140 year of Shriners

Monday, April 20, 2009

Shriners holds open house

Story by:Tania Dall / KXLY4 Reporter

SPOKANE -- Spokane's Shriners Hospital for Children held its second annual open house for families, kids and patients on Saturday.

Visitors got a chance to take part in face painting, parachuting, bubble blowing, and health awareness activities. But the hospital isn't sure if it'll be around to have an open house like this next year.

Kids get free medical treatment at Shriners Hospitals, but tough economic times mean Spokane's hospital and five others across The country could be forced to close. It's a scenario patients and families don't want to see happen.

Jessica Miller loves to ride horses, but her family knew something was wrong when she couldn't sit up straight in her saddle.

"My daughter was diagnosed with Scoliosis about nine months ago and it was rapidly progressing, getting worse and worse," said Jessica's Dad, Scott Miller.

The Miller's traveled from northeast Oregon to Spokane so Jessica could get the surgery she needs to correct her spine. She had the operation at Shriners on Tuesday.

"The nurses have been really nice, really caring," said Jessica.

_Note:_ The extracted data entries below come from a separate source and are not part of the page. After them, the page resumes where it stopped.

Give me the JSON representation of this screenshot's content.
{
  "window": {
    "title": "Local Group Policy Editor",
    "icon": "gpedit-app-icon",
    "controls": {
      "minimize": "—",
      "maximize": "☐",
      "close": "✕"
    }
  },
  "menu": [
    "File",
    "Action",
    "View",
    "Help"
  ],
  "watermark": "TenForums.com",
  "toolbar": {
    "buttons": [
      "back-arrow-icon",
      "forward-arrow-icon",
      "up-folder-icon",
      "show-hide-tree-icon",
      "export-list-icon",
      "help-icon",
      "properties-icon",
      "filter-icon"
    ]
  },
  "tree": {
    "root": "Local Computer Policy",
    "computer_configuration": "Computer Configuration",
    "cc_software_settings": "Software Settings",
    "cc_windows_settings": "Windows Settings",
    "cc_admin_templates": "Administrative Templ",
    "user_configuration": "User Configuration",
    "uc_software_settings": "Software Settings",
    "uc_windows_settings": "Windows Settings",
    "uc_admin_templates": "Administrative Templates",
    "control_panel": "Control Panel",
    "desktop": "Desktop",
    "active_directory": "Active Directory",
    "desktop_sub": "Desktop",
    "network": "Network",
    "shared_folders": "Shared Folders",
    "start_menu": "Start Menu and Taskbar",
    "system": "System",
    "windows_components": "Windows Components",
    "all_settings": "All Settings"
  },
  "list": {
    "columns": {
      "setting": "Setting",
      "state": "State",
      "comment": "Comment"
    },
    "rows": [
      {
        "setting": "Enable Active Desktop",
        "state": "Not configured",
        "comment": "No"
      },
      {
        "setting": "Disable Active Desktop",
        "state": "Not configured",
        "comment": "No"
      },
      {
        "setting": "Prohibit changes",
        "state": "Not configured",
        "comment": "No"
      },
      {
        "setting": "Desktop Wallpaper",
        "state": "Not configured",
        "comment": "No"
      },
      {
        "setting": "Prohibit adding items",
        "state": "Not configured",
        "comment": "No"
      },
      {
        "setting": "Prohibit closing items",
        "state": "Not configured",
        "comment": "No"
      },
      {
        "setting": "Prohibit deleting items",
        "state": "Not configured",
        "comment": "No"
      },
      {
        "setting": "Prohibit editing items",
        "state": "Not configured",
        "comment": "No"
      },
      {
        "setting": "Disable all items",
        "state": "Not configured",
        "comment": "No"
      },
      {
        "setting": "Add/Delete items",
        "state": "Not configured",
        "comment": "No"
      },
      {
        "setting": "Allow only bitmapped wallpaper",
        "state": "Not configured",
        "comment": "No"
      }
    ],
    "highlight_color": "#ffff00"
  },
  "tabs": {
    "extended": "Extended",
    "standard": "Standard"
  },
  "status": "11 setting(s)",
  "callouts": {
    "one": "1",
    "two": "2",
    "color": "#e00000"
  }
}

Shriners Hospital averages 8,500 patients a year, 650 surgeries and is funded entirely by an endowment trust which has tanked because of the financial crisis.

"As with every organization that trust has taken a hit in value, In our case it's about a $3 billion loss," said Sally Mildren with Shriners Hospital For Children.

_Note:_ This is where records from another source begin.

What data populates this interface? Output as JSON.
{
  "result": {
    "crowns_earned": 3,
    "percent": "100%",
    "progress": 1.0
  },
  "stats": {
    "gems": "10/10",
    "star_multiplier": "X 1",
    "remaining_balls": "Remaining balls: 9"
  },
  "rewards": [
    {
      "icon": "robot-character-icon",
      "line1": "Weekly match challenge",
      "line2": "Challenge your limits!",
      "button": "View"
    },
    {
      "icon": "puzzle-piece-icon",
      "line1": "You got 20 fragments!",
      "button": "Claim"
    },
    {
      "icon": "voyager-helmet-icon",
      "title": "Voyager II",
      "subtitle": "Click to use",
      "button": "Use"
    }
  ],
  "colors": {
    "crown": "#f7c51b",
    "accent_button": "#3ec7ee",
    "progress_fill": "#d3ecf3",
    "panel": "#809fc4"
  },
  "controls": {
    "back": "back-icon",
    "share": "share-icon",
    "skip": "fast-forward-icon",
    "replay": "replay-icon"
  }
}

While patients like Jessica recover, the hospital hosted an open house for the community on Saturday. Amy Warner, a former patient, brought her two kids to the event.

"I was a patient for probably about 18 years, spent approximately five years of my life in here having braces, surgeries, casts and therapy," said Warner.

Doctors said Warner wouldn't do a lot of things because of Cerebral Palsy.

"I wouldn't walk, certainly I wouldn't have children, lots of things they said I wouldn't do and I've done all of it," she said.

Now Warner is a 32-year-old mother of two, she says it wouldn't have been possible without Shriners Hospital.

"I came in not being able to walk, braces, casts and came in here today in heels," she said. "So it's huge they need to keep it open."

From former patients to current patients, all with a simple request for the community, don't let the doors of Shriners close for good.

"I just want Shriners to stay open and up and running, It's a great hospital for kids," said Jessica.

A vote is scheduled for July to decide the fate of Spokane's Shriners Hospital.